A primeira coisa foi tornar a Rua Chile a rua mais
segura de Salvador. Não basta dizer que é segura. É preciso transmitir a
sensação de segurança. A Polícia Militar e a Guarda Municipal entenderam nossa
proposta de integrar uma segurança privada aos efetivos já atuantes no
território.
Trouxemos monitoramento digital por câmeras com
reconhecimento facial, ligadas a uma central 24 horas por dia, 7 dias por
semana. Instalamos dois postos de vigilância privada fixos: um na bifurcação da
Rua Ruy Barbosa com a Rua Chile, em frente ao painel de Carybé no edifício
Bráulio Xavier, e outro na esquina da entrada da Rua da Misericórdia. Além de
totens de vigilância ao longo das ruas Chile e da Ajuda, e uma motocicleta com
vigilante circulando entre a Castro Alves e a Praça da Sé.
O segundo ponto é atrair investidores para repovoar
a Rua Chile do ponto de vista de moradia. O Palácio Castro Alves está
oferecendo moradias de alto padrão, com unidades de 90 a 170 m². Mas temos
outros projetos em fase final de desenvolvimento com dois e três quartos. A
moradia é fundamental para sedimentar o comércio local e atrair novos
empreendedores.
E
como fica o eixo cultural?
Hoje estamos muito bem servidos. Temos três
galerias tradicionais – a Galatea, a Ernesto Bitencourt Galeria e a Fala Espaço
das Artes. Há um polo gastronômico que se formou organicamente e continua
crescendo. E trouxemos como associada honorária uma empresa de administração de
shopping centers – que administra o Shopping Barra, o Paseo e o Itaigara –
justamente para olhar a região e seu entorno como um grande shopping a céu
aberto.
Estamos nesse momento atraindo comerciantes com
propostas efetivas de implantação de comércio qualificado. Vários
empreendedores de shopping estavam presentes no nosso evento de lançamento e já
estão olhando a região para seus próximos investimentos.

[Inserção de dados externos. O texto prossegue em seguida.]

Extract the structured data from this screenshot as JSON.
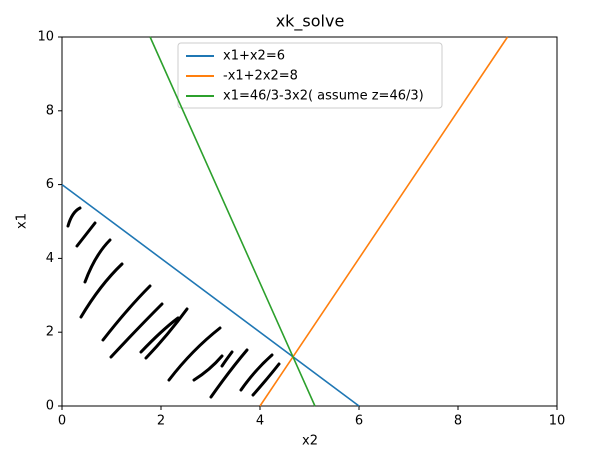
{
  "chart_data": {
    "type": "line",
    "title": "xk_solve",
    "x_label": "x2",
    "y_label": "x1",
    "series": [
      {
        "name": "x1+x2=6",
        "color": "#1f77b4",
        "x": [
          0,
          6
        ],
        "values": [
          6,
          0
        ]
      },
      {
        "name": "-x1+2x2=8",
        "color": "#ff7f0e",
        "x": [
          4,
          9
        ],
        "values": [
          0,
          10
        ]
      },
      {
        "name": "x1=46/3-3x2( assume z=46/3)",
        "color": "#2ca02c",
        "x": [
          1.78,
          5.11
        ],
        "values": [
          10,
          0
        ]
      }
    ],
    "xlim": [
      0,
      10
    ],
    "ylim": [
      0,
      10
    ],
    "xticks": [
      0,
      2,
      4,
      6,
      8,
      10
    ],
    "yticks": [
      0,
      2,
      4,
      6,
      8,
      10
    ],
    "grid": false,
    "legend": "upper center"
  }
}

No calendário cultural, a Prefeitura vem fazendo um
trabalho bacana e muito alinhado com o perfil atual da Rua Chile. Temos um
coreto na Praça Municipal com atrações familiares, forró pé de serra, ou seja,
fugimos daquele modelo de megaeventos com megapalcos, o que foi muito salutar
para o território. Estamos dialogando com a Prefeitura para ter uma
convergência nesse calendário. E posso dar um spoiler: junto ao Cine Glauber
Rocha, estamos com uma proposta de lançar o segundo Festival de Cinema da Rua
Chile para o segundo semestre.
Além disso, vamos conversar com Fernando Guerreiro,
da Fundação Gregório de Matos, sobre o projeto Coro Comeu, na Ladeira da
Barroquinha, que está sendo um grande sucesso. O entorno da Rua Chile também
está muito bem contemplado, a Associação Comercial da Bahia entrou como
parceira institucional, e já estamos conversando com investidores que fizeram
aportes significativos na compra de seis prédios no Comércio.
Eles estão vendo que o movimento está muito bacana
e procurando a gente para somar forças para que o bairro do Comércio entre
também nessa esteira de desenvolvimento. A região está num momento de retomada
real, não pontual. O que a Arce quer é ser o fio condutor que une poder
público, iniciativa privada e a cidade para que a primeira rua do Brasil volte
a ser, de fato, de todos os soteropolitanos.
COMENTÁRIO DO BLOGUEIRO.- A melhor forma de devolver o Centrom Histórico aos soteropolitanos, não é com certeza esvaziar os imóveis para instalar mais e mais hoteis para o predador turismo de massa.